Another fantastic day on the Cammino Materano!
Today's stage was a little shorter, and flatter, than the previous ones. We left Altamura on the industrial side of the town, past the flour mills that produce the key ingredient for the town's best-known specialty: its bread. Then we walked along dirt roads through vast expanses of fields, stopping just under halfway at Casalia for a snack of fruit and focaccia at Peppino's rest stop among the fields of melons, tomatoes and carderelli. Renovation work was underway on a wing of the house where Peppino is preparing some new rooms in which to host walkers.
The human presence was never far away as we crossed this agricultural landscape, with the city of Altamura always visible on the horizon, until we reached a small wood only an hour's walk out of Gravina. A steep downhill stretch took us to the stone quarries on the outskirts of the town.
Gravina is built of, in, on, and under the calcareous rock of the Murgia, on the edge of a deep ravine (gravina, in Italian), spanned by an acqueduct bridge. Cypress trees grow in the bottom of the ravine, and caves have been hollowed out in its sides, in which people lived, worked, and worshipped until the middle of the last century.
View of the ravine from the bridge |
La Madonna della Stella Church |
To build the houses in the old town centre, people didn't even carry stone from the local quarry: they simply dug downward to obtain the stone with which to build upward, thus obtaining a cellar and a house at the same time. Leonardo, the referente di tappa and owner of the B&B where our friends were staying, showed us the cellars dug into the rock below his establishment.
Parts of the old town centre have been renovated, while other neighbourhoods still contain houses that are uninhabited and/or in need of restoration. Let's hope the necessary investment is forthcoming, and that this unique town gets the attention it deserves from international travellers, as well as walkers on the Cammino Materano!

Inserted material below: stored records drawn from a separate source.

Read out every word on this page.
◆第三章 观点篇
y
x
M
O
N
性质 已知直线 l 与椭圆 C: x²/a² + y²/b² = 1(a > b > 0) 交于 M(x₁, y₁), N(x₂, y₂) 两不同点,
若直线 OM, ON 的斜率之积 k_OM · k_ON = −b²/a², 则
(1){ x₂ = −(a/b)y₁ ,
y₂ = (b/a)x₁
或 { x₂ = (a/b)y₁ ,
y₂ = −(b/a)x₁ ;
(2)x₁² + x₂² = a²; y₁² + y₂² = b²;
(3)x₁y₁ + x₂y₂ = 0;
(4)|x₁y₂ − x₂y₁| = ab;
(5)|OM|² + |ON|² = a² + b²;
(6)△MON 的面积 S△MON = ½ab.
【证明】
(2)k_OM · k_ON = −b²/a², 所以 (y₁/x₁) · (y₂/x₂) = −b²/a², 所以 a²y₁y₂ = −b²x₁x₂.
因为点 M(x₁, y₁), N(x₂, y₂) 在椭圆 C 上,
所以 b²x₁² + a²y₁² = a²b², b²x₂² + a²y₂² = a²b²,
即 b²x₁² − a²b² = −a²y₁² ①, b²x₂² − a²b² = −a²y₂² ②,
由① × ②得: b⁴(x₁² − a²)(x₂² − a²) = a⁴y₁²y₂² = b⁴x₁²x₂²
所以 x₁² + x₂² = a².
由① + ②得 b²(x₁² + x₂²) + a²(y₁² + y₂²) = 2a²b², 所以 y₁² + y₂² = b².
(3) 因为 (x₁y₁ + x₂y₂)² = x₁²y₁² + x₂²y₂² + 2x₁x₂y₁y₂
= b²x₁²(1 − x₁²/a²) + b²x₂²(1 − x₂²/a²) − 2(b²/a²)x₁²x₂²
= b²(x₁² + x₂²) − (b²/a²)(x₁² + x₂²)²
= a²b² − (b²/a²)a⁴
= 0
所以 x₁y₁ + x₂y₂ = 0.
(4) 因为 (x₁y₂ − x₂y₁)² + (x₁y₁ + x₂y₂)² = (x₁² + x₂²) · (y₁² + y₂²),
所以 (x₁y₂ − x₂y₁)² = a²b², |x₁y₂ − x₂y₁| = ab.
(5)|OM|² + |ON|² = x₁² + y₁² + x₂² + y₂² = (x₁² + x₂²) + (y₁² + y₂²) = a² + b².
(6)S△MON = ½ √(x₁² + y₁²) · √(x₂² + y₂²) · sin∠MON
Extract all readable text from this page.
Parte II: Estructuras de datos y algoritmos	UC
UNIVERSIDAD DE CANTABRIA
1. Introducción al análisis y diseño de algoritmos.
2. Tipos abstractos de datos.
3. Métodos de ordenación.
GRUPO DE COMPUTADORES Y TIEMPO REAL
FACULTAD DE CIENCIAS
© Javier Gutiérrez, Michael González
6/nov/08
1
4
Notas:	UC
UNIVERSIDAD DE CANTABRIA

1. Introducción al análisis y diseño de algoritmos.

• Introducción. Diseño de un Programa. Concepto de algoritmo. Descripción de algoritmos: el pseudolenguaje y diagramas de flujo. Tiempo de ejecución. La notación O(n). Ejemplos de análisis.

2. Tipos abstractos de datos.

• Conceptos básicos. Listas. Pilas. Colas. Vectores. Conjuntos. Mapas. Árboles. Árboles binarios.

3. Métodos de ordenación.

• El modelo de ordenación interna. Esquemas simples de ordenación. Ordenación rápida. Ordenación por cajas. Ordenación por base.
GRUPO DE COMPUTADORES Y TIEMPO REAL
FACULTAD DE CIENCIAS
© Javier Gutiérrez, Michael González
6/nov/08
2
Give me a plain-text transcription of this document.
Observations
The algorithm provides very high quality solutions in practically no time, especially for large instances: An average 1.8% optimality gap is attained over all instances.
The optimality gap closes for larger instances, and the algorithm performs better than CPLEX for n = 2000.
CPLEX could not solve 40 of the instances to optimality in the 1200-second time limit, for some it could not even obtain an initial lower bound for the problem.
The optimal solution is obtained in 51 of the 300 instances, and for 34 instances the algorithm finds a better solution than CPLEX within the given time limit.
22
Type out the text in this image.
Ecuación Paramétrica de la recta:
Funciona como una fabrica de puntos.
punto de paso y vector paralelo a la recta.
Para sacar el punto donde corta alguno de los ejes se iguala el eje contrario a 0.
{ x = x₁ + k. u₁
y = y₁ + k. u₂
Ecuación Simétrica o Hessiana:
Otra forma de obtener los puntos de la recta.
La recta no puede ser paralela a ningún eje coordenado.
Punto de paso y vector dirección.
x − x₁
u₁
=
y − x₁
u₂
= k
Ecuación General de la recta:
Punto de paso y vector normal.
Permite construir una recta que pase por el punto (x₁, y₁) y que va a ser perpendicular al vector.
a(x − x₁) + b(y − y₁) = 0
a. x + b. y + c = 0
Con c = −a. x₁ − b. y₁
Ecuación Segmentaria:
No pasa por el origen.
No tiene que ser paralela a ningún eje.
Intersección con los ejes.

We explored the maze of the old town centre before retiring for a rest at the aptly named La Tana della Volpe, ("the foxhole"), a small hostel (six beds) in one of these homes dug into the rock, at street level but with no windows other than the glass door. Our hostess, Rosa, explained that in times when people were happy to settle for less, her grandmother had lived here with her family of seven children!